Elise Wohlbold, who is studying the pimping of young women in Ottawa, told CBC News that she has identified 140 women who said they had been forced into the sex trade in that city, with 90 per cent of them born in Canada.
“We knew human trafficking was happening, but the extent is surprising … they range from the age of 12 to 25.”
Wohlbold estimates the human trafficking industry in Ottawa is worth $26 million, with prostitution making up the bulk of that illicit revenue. Ottawa police said the average price for an escort is $200 an hour.
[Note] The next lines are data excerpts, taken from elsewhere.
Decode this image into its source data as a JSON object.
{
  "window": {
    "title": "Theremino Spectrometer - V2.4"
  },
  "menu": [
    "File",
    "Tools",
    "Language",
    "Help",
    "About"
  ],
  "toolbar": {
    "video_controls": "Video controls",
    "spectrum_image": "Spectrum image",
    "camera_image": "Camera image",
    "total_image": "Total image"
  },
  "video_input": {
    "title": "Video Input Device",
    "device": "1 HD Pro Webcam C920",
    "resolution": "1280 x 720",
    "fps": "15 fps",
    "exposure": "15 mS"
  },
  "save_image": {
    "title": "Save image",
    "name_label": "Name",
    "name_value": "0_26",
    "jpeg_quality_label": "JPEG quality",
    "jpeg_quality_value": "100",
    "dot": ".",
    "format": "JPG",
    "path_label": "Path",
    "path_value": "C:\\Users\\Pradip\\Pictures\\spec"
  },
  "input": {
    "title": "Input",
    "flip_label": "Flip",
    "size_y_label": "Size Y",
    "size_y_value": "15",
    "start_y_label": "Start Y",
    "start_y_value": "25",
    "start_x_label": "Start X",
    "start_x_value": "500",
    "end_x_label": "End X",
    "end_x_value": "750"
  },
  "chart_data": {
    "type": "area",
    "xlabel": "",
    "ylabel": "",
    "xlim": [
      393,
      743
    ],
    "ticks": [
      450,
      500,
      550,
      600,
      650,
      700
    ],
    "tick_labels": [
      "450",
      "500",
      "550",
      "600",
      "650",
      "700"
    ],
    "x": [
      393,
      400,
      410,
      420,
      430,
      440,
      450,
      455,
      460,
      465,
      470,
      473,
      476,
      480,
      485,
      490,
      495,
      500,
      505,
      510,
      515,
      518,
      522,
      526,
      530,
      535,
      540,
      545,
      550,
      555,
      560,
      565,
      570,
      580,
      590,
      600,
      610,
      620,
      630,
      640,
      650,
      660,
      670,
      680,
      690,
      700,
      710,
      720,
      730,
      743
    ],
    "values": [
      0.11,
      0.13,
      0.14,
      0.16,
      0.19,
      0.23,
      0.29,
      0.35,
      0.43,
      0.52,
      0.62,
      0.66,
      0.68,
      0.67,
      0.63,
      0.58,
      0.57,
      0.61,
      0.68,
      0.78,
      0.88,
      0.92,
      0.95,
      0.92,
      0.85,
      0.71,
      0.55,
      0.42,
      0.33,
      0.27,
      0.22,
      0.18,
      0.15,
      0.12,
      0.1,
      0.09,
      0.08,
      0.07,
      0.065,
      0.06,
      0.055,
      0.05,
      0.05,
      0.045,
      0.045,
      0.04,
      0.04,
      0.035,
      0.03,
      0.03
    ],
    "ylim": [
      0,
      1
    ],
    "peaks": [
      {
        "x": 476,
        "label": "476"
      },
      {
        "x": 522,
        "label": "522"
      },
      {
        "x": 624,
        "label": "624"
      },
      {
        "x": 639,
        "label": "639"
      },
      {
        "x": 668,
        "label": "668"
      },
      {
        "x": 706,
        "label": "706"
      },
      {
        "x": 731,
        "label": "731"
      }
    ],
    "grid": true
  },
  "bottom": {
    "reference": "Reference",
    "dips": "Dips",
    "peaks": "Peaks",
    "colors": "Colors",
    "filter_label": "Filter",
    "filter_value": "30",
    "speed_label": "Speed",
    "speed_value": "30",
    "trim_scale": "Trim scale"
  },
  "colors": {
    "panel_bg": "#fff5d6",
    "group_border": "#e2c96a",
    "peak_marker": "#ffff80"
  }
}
In Montreal, police say pimps are targeting young women at malls, schools, youth centres, metro stations and bus terminals. The pimps often try to manipulate victims into thinking that they are entering the sex trade on their own volition, then forcing them to remain in the trade through intimidation and violence. “The victim doesn’t feel like she’s being exploited at first,” according to Montreal police officer Josée Mensales, who co-created the Survivors program, focused on sexual exploitation. “She feels like she’s actually working for a common plan — buying a condo, buying a car, within a couple of months it’s paid for, that’s what these traffickers, these pimps are presenting to their victims.” The pimp will also befriend and impress the young women, buying them expensive meals and thousands of dollars’ worth of clothes and shoes.
Sources: Canadian Press, April 4, 2015, RCMP Bust Canada-Wide Human-Smuggling, Prostitution Ring;Associated Press, April 12, 2015, Canada police: 7 arrested in massive Asian prostitution ring; CBC News, April 1, 2015, Prostitution ring arrests in Montreal and Toronto; CBC News, March 12, 2015, Domestic trafficking an issue for aboriginal women and girls, says Canadian author; CBC News, March 24, 2015, Ottawa police target human trafficking, a $26M industry; CBC News, April 1, 2015, Pimps target teens at Montreal malls.